どこまでも私の神経を逆撫でさせるつもりらしい。
「そんな条件は聞いていないわ。私はちゃんと約束を守った。だからクオレス……そこの亡霊を解放して。そして元のあなたに戻って」
「君が来れば解放すると約束した覚えも無いが? だが良いだろう。君が私のもとまで来ればそこの娘を解放してやる」
「ジュノさん、来ちゃだめです! クオレスの闇堕ちは魔人の手先なんかじゃなくて魔人そのものの仕業なんです! 危険すぎますよ!」
「まかせて、ジュノさん。相手がなんであろうとわたしが助けてみせるから!」
聖女が一歩前に出る。まずはこの者から処理しなければならないようだ。
「尊き命の輝きよ、今ここに! セイクリッド・レイ!」
「消えろ」
放たれた光を瘴気で封じる。それと同時に私は辺りの瘴気から一体の魔物を生み出した。
魔物を発生させた場所は丁度聖女のいる場所。つまり出現と同時に聖女の体は魔物の中に呑まれ封じ込められた。半透明の黒い体の中で聖女がもがき苦しむ様子が薄っすらと見える。

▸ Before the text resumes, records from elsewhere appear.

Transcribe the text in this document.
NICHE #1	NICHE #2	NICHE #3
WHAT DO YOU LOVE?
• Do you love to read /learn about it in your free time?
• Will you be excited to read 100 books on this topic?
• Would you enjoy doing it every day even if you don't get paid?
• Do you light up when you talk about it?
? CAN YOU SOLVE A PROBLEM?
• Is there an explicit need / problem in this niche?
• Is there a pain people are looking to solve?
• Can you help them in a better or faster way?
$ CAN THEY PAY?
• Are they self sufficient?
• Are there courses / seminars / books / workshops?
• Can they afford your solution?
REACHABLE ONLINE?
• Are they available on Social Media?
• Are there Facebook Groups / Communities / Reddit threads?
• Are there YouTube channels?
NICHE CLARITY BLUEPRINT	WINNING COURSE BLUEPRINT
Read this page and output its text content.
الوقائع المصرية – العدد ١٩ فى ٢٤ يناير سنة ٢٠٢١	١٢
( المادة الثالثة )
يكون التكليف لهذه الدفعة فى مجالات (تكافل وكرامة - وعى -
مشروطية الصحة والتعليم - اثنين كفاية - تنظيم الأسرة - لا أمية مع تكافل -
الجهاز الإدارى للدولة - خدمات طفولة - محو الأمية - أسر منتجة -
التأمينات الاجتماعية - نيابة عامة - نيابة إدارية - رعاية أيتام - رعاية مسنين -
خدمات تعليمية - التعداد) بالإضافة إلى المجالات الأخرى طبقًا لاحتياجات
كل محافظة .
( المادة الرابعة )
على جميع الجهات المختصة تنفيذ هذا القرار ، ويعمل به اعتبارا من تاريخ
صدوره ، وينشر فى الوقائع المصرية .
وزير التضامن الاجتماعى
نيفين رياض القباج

「所詮この程度か。魔人を滅する存在と期待していた頃の自分が馬鹿らしくなるな」
「そんな……ユアナさん……!」
「早く来い、ジュノ。このままでは取り返しのつかない事になるぞ」
私は辺りを――既に瘴気でしおれた庭園の花を見回しながらジュノに催促する。
ここに私が留まり続ければこの程度の被害では済まされなくなるだろう。人も、動物も、植物も、空気や大地さえも――。その意図が伝わったのか、ジュノは私の方へと歩み寄って来た。
「だめですってば、ジュノさん……!」
「心配しないで。それより亡霊、あなた、その体……」
こちらに近づいてようやくその異変に気づいたのか、ジュノは足を止める。
「……クオレス、さんがあたしの体を作って封印したんです。多分、普通の人間になっちゃったんだと思います……」
「そう……。私が体を渡さなくても良くなったのね。おめでとう、亡霊」
「それどころじゃないですよ! 戻ってください、ジュノさん! 今のそいつはもう……」
「大丈夫よ、クオレスは強いもの。このまま魔人に屈したりしないわ」
ジュノはその娘に微笑みかけ、再び私のもとへ近づく。
そして私のすぐ近くまで来たところで私はその身を腕の中に抱き、約束通り結界を解いてやった。
「では行こう」
私は瘴気で作り出した黒馬に乗ってジュノを連れさらい空の中を駆けてゆく。
月は雲に隠され殆どの光を失っていた。